The petition, which has more than a million signatures from across the whole UK, quickly received the 100,000 signatures required to get a debate in parliament and is now set to become the most popular petition on the Parliament website.
More than 2,000 people in Shrewsbury have signed the petition, while more than 1,000 have put their names to it in the Telford, Wrekin, Ludlow and North Shropshire wards.
The petition is still going strong, with about 600 new signatures every minute.
Graham Guest, who started the petition, said that President Trump should be banned from meeting the Queen during any visits to England due to his "well documented misogyny and vulgarity."
He wrote: "Donald Trump should be allowed to enter the UK in his capacity as head of the US Government, but he should not be invited to make an official State Visit because it would cause embarrassment to Her Majesty the Queen.
"Donald Trump's well documented misogyny and vulgarity disqualifies him from being received by Her Majesty the Queen or the Prince of Wales.
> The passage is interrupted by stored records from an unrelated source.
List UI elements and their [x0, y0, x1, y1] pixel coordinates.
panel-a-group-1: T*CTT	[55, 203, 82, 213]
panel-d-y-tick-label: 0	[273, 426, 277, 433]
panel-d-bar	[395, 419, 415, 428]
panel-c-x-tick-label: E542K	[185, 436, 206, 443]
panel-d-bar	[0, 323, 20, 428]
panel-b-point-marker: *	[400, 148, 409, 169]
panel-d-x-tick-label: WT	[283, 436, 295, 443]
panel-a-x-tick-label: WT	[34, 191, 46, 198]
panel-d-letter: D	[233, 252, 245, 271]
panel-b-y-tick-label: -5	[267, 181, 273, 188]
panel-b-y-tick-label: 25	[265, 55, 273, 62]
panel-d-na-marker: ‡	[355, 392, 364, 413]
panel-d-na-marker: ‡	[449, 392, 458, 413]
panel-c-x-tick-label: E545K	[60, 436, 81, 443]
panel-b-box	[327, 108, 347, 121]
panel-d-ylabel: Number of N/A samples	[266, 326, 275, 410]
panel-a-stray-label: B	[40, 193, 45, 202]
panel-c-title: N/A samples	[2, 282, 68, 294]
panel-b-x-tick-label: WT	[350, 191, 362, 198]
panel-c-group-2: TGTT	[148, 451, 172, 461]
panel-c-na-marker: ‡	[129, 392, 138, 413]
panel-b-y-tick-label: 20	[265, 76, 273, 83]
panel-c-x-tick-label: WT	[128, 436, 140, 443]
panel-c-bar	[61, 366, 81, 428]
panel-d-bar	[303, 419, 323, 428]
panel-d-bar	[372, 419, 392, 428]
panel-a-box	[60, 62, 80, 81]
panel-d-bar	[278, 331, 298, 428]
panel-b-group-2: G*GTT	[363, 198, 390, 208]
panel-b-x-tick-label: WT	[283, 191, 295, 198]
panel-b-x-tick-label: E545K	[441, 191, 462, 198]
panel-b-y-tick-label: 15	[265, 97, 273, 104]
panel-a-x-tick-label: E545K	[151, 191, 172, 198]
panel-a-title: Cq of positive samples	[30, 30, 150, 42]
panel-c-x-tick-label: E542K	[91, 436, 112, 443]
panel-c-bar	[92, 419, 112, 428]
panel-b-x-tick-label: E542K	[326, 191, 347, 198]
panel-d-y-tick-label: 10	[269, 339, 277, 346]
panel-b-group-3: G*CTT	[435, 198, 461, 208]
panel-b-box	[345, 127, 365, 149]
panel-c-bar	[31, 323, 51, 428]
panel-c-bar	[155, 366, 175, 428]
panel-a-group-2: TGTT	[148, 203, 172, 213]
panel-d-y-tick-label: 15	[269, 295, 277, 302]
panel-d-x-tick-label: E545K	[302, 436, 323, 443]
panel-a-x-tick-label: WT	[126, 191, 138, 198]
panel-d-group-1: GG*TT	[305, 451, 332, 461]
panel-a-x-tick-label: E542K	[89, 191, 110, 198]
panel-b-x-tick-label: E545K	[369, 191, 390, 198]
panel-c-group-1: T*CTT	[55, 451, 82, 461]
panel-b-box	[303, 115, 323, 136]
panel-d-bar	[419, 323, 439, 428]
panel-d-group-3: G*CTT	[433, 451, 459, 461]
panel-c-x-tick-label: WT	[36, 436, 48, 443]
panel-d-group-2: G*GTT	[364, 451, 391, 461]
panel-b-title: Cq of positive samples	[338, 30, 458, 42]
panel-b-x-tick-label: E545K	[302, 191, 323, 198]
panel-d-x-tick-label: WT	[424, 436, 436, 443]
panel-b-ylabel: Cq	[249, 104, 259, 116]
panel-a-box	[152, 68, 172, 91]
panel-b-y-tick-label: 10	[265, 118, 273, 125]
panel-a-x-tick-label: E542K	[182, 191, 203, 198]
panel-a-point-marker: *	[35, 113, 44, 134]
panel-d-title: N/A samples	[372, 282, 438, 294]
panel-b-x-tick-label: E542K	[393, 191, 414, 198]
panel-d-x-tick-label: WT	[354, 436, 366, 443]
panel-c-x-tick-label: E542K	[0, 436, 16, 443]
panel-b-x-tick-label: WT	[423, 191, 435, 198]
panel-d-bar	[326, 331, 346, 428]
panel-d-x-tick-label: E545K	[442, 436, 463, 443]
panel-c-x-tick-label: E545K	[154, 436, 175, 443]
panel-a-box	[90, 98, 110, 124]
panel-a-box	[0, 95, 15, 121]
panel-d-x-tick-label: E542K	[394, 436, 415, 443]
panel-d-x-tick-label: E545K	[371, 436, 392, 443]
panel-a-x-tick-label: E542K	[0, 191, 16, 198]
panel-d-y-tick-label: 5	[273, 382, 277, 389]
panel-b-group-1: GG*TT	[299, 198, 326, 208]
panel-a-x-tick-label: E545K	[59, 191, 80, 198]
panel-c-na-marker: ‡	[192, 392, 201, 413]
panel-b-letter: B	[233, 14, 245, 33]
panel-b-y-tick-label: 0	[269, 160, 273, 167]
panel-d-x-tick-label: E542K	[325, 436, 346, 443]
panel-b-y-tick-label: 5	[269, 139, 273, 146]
Therefore during the term of his presidency Donald Trump should not be invited to the United Kingdom for an official State Visit."
Parliament responds to any petition that has more than 10,000 signatures on its website, and anything with more than 100,000 signatures is debated in the House of Commons.
As Theresa May came under pressure to downgrade or axe the visit, Downing Street said its position had not changed on the US president's trip.
"An invitation has been extended and accepted," a Number 10 spokesman said, stressing the position had not changed.
The US president accepted an invitation to visit Britain later this year, where he is due to be hosted by the Queen and would be treated to all the pomp and ceremony accorded to a state visit.
The petition follows widespread outrage over a US travel ban on Muslims and refugees.
The US president's team told Foreign Secretary Boris Johnson that Britons who have shared nationality with one of the seven mainly-Muslim countries covered by the restrictions would not be stopped from entering America.
But UK dual citizens travelling to the United States directly from one of the banned countries will face extra checks.